Les producteurs du secteur se plaignent également des ennuis d’ordre technique, de stockage, d’acheminement des produits du lieu de production vers les centres urbains. Ils dénoncent en outre les prix dérisoires pratiqués sur le marché, pour les noix d’anacarde, s’estimant victimes des intermédiaires qui cassent les prix pour ensuite revendre cher leurs produits aux exportateurs indiens. Idrissa Diatta, producteur à Diattacounda, située à 80 kilomètres de Ziguinchor, souligne que l’une des difficultés majeures, c’est la vente de l’anacarde à un prix dérisoire, car les intermédiaires achètent le kilogramme à 300 FCFA (environ 60 cents US) sur les lieux de production, et vont le revendre à 800 FCFA (1,7 dollar) aux Indiens. Il estime que la meilleure manière de contourner cette difficulté du prix de vente est de traiter directement avec les Indiens, mais les intermédiaires s’y opposent chaque fois que les producteurs tentent de le faire. «Les Indiens ne viennent jamais sur le terrain, ils confient souvent le travail aux intermédiaires. Nous pensons nous organiser et envoyer une délégation aux Indiens acheteurs qui sont établis à Dakar (la capitale sénégalaise) afin de discuter avec eux», ajoute-t-il.

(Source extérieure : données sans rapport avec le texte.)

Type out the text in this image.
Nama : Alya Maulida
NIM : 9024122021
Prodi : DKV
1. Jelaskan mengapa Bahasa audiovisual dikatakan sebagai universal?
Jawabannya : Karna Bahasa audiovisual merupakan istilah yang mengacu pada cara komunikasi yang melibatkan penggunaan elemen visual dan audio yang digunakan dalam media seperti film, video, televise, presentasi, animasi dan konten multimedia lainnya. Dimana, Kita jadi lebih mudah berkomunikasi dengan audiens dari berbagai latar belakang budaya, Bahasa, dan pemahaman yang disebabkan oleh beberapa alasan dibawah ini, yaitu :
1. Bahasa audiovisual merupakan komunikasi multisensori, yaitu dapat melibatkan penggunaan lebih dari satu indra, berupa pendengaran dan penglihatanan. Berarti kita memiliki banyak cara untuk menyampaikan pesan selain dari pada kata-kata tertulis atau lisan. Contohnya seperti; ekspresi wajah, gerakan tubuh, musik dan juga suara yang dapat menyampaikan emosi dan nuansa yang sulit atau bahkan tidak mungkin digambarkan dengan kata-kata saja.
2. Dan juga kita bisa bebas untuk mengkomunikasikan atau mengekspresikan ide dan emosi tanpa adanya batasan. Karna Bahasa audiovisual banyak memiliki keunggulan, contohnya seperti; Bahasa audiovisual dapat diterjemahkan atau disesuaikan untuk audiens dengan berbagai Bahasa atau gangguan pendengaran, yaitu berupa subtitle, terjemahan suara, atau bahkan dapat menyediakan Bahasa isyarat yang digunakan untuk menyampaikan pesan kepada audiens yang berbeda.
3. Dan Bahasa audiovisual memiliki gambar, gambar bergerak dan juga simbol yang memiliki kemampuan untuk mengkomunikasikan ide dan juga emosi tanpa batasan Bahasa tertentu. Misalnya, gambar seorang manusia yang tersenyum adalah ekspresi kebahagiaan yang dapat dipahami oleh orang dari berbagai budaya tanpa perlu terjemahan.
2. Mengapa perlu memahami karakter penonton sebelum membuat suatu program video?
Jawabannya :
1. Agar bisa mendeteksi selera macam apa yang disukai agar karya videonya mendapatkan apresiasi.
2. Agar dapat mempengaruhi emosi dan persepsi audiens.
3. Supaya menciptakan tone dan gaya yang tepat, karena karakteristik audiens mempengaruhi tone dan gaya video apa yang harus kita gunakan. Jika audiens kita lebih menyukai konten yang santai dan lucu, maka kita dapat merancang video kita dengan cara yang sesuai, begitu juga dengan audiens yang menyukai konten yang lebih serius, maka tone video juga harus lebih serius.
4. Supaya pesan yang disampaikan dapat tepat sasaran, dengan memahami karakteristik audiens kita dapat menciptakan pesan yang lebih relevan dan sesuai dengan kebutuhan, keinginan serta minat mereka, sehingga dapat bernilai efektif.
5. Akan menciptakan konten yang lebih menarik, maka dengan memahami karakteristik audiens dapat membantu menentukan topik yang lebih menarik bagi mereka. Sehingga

«Les intermédiaires échangent 100.000 FCFA (200 dollars) contre une tonne et demie d’anacarde. D’autres proposent 10.000 FCFA (20 dollars) pour deux sacs d’anacarde. Or, le kilogramme d’anacarde peut remonter à 400, voire 500 FCFA (environ un dollar). Ce sont les intermédiaires qui nous appauvrissent», déplore-t-il. Abdoulaye Diatta, un autre planteur, explique que parfois, les intermédiaires disent que l’offre est plus forte que la demande, ce qui entraîne la chute du prix. «Même si le dollar a chuté ou que l’offre est supérieure à la demande, on ne voit pas une seule noix d’anacarde traîner dans la brousse. Tout se vend. Présentement, ils sont en train d’échanger un sac de riz contre deux sacs d’anacarde», fustige-t-il.
Mais, Jean-Marie Badji, un intermédiaire, affirme que le prix de l’anacarde varie selon les cours mondiaux et qu’ils n’inventent rien pour tromper les producteurs. «D’abord, nous nous déplaçons dans les villages pour collecter l’anacarde. Les routes sont complètement dégradées et les transporteurs nous taxent. A cela, s’ajoute l’enclavement complet des localités. Et si on ne paye pas le kilogramme parfois entre 250 et 300 FCFA (moins d’un dollar), nous risquons de faire faillite», explique-t-il à IPS. Badji ajoute que parfois, ce sont les producteurs mêmes qui fixent le prix du kilogramme. «Nous étions dans la semaine du 2 au 6 avril dans le village de Koundomp. A cause de l’enclavement du milieu, le producteur n'a pas pu vendre son produit. Lorsqu’il nous a aperçus, il a préféré vendre tout son stock à 200 FCFA (40 cents) le kilogramme. Je ne pouvais pas refuser», dit-il. L’adjoint au gouverneur de Ziguinchor, Ibra Fall, chargé des affaires administratives de la région, pense que les difficultés de la filière sont liées à la sous-exploitation locale de la noix et de la pomme d’anacarde.
«Avec moins de cinq pour cent comme taux de transformation locale, la seule alternative qui s’offre aux producteurs, c’est vendre, sans un réel pouvoir de négociation, les noix brutes aux exportateurs. Quant à la pomme d’anacarde, elle pourrit sous les arbres, une faible quantité étant utilisée pour faire du vin de cajou», souligne-t-il.